Like Janet, and my mom, and my sisters, and my other cousins, I have also striven to recreate the sense of home my grandparents created on Quaker Ridge everywhere I’ve gone. Even as I paced my own home last Friday evening, restless with the uneasy sense that I needed to save Quaker Ridge before it slipped through our fingers again, I couldn’t help but notice the DNA of my grandparents’ home in mine. Is it a coincidence that my kitchen has unfashionable knotty pine cabinets and that I plan to keep them? Is it a coincidence that one of my Gramp’s paintings hangs in a vaulted, pine-ceilinged dining room a bit reminiscent of the Great Room on the Ridge? Did mere personal preference drive me to settle on a ridge that faces southwest towards gaudy sunsets I grew up associating with Grammie and Gramp’s house?

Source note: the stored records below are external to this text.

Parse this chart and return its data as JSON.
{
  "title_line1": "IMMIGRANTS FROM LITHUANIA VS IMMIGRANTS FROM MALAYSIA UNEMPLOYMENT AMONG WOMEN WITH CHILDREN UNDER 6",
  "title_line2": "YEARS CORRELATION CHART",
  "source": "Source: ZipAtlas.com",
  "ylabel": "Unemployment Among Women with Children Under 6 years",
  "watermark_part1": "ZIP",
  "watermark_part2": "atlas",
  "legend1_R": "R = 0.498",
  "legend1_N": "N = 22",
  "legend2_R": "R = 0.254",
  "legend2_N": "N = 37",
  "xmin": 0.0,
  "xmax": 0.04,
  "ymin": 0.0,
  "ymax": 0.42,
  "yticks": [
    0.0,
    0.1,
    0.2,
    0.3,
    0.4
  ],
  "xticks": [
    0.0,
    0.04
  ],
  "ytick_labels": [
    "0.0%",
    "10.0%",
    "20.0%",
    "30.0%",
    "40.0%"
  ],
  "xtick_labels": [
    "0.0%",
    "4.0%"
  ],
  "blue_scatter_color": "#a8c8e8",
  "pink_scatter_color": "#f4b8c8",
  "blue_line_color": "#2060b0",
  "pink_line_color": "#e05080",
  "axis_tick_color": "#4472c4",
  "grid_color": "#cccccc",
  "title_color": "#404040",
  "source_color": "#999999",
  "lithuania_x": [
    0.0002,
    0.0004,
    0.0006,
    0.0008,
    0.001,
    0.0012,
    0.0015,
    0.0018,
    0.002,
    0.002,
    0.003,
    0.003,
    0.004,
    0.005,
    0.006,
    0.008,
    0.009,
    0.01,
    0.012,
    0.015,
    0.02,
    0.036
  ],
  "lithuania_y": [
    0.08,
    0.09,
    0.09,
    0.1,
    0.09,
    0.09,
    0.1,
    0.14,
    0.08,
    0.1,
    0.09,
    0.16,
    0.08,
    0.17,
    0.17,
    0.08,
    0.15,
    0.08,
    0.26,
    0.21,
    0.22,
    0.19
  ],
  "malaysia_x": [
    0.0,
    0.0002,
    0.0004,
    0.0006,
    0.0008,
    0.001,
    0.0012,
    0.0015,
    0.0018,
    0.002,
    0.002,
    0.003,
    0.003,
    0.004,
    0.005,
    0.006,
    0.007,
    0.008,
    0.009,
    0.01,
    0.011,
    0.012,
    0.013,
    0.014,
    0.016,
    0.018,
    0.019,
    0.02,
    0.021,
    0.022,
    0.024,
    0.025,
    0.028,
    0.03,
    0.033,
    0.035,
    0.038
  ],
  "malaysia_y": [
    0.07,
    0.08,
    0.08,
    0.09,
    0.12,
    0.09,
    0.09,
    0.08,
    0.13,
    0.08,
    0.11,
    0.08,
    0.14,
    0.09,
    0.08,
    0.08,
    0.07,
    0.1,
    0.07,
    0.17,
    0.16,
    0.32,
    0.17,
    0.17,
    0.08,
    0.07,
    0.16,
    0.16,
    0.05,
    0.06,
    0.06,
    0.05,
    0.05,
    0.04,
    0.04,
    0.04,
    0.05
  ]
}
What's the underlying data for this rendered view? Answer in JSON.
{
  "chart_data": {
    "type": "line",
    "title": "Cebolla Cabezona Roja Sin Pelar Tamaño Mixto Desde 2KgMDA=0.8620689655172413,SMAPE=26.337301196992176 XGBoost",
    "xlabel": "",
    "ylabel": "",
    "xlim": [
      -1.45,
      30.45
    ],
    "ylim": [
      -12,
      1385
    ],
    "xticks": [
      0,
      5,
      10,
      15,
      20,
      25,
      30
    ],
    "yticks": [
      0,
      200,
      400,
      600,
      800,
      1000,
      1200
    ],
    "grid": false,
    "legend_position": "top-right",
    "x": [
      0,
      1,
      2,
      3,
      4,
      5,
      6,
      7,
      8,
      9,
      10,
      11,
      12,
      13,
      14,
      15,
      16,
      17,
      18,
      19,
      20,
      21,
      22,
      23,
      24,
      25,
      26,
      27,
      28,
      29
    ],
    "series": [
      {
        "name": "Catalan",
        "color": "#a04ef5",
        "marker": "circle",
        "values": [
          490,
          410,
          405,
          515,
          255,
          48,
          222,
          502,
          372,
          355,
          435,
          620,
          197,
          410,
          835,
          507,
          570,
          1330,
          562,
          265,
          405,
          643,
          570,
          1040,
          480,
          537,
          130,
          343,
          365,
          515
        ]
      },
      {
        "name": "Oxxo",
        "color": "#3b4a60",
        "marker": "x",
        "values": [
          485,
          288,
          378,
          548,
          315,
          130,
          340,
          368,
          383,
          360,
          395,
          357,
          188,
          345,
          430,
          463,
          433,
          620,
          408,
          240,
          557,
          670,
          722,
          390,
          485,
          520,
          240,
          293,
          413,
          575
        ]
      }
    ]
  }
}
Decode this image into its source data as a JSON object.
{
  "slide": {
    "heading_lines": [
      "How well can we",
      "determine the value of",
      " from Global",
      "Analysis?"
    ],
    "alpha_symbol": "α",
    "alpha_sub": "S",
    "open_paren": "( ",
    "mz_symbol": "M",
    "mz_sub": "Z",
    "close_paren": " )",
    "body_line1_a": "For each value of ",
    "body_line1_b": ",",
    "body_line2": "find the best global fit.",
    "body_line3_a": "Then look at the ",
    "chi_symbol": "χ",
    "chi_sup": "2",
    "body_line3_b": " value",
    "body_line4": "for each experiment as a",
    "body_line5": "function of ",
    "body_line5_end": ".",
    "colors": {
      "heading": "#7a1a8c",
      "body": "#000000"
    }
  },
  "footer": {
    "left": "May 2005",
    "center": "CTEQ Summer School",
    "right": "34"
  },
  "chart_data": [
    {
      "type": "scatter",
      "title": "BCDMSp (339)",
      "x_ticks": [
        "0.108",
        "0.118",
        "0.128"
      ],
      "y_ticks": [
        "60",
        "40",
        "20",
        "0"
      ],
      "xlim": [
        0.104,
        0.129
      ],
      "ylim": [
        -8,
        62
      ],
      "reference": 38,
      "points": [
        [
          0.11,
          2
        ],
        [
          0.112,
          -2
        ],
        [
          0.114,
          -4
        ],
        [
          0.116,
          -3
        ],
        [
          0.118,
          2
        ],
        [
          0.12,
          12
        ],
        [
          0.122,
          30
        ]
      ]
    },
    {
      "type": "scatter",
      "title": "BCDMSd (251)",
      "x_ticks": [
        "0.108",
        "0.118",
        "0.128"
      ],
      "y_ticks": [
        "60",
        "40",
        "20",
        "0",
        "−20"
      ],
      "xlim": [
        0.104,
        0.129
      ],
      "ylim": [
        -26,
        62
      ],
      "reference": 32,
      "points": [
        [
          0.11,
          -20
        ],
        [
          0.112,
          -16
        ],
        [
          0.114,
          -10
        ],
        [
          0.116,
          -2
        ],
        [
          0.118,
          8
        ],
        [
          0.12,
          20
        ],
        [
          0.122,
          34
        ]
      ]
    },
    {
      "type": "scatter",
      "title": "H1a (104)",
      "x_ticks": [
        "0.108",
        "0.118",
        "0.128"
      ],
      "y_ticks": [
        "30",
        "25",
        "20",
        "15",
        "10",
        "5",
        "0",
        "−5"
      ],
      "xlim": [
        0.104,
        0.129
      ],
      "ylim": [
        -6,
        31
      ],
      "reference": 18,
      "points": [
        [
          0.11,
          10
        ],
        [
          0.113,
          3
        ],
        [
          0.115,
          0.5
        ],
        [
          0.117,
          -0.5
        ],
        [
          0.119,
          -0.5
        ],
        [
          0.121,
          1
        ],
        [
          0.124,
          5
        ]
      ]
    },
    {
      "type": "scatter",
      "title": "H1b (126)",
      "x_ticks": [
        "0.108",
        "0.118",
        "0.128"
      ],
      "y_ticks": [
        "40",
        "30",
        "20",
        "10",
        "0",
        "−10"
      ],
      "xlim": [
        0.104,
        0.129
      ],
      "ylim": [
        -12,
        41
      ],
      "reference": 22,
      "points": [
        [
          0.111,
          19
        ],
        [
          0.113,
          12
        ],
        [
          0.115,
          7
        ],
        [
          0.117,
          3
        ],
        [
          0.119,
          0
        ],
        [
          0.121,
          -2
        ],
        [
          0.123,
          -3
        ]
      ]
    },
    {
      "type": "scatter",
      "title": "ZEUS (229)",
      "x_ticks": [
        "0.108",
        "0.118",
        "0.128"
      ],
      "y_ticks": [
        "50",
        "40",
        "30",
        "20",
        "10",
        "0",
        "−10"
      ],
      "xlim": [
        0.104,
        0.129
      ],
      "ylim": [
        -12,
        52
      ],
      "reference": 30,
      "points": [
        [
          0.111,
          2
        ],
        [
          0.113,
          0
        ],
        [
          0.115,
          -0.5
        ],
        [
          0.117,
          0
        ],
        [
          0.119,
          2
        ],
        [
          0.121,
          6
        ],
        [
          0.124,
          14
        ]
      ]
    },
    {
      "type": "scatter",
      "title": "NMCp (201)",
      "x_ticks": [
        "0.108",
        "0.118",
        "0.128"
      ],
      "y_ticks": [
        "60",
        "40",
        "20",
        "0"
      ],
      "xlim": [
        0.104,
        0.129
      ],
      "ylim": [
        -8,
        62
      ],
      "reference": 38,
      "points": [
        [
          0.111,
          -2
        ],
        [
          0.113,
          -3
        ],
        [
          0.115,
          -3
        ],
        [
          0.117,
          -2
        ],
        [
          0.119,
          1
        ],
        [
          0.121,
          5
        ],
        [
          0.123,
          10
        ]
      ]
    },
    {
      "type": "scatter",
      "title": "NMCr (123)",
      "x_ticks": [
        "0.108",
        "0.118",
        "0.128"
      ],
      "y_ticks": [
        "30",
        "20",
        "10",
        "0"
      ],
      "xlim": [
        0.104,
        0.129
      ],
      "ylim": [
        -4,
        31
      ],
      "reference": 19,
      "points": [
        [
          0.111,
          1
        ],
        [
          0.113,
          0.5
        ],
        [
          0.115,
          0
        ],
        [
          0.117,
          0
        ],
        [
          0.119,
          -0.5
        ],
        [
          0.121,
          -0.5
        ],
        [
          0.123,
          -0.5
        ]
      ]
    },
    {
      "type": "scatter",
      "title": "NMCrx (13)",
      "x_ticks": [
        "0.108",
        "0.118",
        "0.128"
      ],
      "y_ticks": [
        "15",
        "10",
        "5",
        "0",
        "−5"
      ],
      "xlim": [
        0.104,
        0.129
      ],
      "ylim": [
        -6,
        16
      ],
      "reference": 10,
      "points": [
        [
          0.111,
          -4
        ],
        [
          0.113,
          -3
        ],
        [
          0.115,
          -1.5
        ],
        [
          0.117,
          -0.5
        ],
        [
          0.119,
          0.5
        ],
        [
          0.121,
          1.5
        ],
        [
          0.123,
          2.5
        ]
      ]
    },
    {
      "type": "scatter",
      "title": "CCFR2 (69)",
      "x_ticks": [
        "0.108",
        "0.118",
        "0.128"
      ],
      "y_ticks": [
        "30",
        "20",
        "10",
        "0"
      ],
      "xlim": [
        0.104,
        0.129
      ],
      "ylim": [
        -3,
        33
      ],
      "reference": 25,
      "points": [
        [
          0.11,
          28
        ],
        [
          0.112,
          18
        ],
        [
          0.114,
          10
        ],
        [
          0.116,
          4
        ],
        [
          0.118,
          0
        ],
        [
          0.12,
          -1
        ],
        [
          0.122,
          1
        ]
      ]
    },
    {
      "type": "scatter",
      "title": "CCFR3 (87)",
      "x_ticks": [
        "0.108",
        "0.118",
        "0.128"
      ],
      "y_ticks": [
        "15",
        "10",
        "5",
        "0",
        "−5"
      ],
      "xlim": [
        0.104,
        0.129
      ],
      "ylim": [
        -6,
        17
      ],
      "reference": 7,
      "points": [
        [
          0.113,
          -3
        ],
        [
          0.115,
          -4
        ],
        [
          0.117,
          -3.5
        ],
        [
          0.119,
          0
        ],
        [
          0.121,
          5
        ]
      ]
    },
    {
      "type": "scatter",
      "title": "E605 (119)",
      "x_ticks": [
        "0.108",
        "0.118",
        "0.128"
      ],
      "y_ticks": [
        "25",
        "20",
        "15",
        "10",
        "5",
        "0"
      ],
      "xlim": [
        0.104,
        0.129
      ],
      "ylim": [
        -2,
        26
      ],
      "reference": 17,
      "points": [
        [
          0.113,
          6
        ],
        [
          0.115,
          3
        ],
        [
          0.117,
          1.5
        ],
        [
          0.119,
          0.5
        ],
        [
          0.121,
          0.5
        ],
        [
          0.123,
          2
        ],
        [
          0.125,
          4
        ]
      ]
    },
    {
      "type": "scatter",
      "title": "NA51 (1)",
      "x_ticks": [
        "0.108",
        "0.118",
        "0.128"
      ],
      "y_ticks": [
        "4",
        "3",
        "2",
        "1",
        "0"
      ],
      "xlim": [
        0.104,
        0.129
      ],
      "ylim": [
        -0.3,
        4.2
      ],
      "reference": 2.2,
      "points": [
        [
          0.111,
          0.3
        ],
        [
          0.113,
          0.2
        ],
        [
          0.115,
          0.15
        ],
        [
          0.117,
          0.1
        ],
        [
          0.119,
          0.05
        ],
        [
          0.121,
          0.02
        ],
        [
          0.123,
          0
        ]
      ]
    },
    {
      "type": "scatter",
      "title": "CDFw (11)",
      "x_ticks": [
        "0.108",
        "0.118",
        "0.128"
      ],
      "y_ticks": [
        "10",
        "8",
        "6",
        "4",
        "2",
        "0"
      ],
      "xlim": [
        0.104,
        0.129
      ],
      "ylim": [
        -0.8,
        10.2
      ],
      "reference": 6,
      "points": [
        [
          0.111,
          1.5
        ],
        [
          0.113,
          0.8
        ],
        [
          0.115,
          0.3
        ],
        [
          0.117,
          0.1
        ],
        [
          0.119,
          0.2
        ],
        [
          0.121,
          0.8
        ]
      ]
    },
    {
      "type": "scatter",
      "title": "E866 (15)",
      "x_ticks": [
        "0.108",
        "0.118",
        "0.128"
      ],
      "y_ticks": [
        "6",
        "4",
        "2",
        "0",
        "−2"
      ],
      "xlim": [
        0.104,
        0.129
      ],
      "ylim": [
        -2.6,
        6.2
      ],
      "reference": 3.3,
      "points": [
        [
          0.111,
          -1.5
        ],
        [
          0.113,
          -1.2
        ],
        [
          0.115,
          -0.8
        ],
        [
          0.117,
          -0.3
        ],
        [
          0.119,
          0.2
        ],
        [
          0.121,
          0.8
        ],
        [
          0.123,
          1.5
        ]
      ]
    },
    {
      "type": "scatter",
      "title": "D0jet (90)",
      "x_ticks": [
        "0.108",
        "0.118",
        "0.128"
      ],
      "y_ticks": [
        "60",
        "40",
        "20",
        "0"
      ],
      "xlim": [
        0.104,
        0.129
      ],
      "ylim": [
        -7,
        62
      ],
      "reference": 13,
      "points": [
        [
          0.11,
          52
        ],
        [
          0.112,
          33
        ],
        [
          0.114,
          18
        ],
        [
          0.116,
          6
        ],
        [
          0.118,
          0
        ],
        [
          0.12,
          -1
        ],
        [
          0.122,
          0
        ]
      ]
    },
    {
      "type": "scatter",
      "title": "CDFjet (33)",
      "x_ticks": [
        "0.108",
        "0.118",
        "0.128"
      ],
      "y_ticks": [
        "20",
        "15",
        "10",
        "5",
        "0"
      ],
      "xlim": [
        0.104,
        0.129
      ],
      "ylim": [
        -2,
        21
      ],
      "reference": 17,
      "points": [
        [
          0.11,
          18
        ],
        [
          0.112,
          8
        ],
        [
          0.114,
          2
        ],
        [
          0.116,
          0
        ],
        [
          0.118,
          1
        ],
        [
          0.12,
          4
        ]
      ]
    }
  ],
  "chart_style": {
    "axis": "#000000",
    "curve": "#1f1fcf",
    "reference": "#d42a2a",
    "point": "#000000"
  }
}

Though I am indulgent enough to wax poetic about it in this newsletter, there’s nothing special about my connection to my grandparents’ home. Almost every friend I roped into looking at that Realtor.com listing got misty eyed, not for my past, but for their own. We all come from someplace, and, whether modest or grand, idyllic or fraught with pain, we carry connections to those lost homes inside us.
I hope the next stewards of 282 Quaker Ridge Road have the good sense to love it as we did. If their senses are sharp, they may pick out the ghostly strains of my family’s song among the voices of the past.





Loved this post. Just sold my wife’s old family home last year and although we won’t go back, she tries to recreate it in ours today. 🙏
It appears that you had a very rich upbringing in the sense of family presence and milieu. This sets the stage for a solid foundation. You were most fortunate.
What's the story with Uncle Frank? He sure grabs one's attention.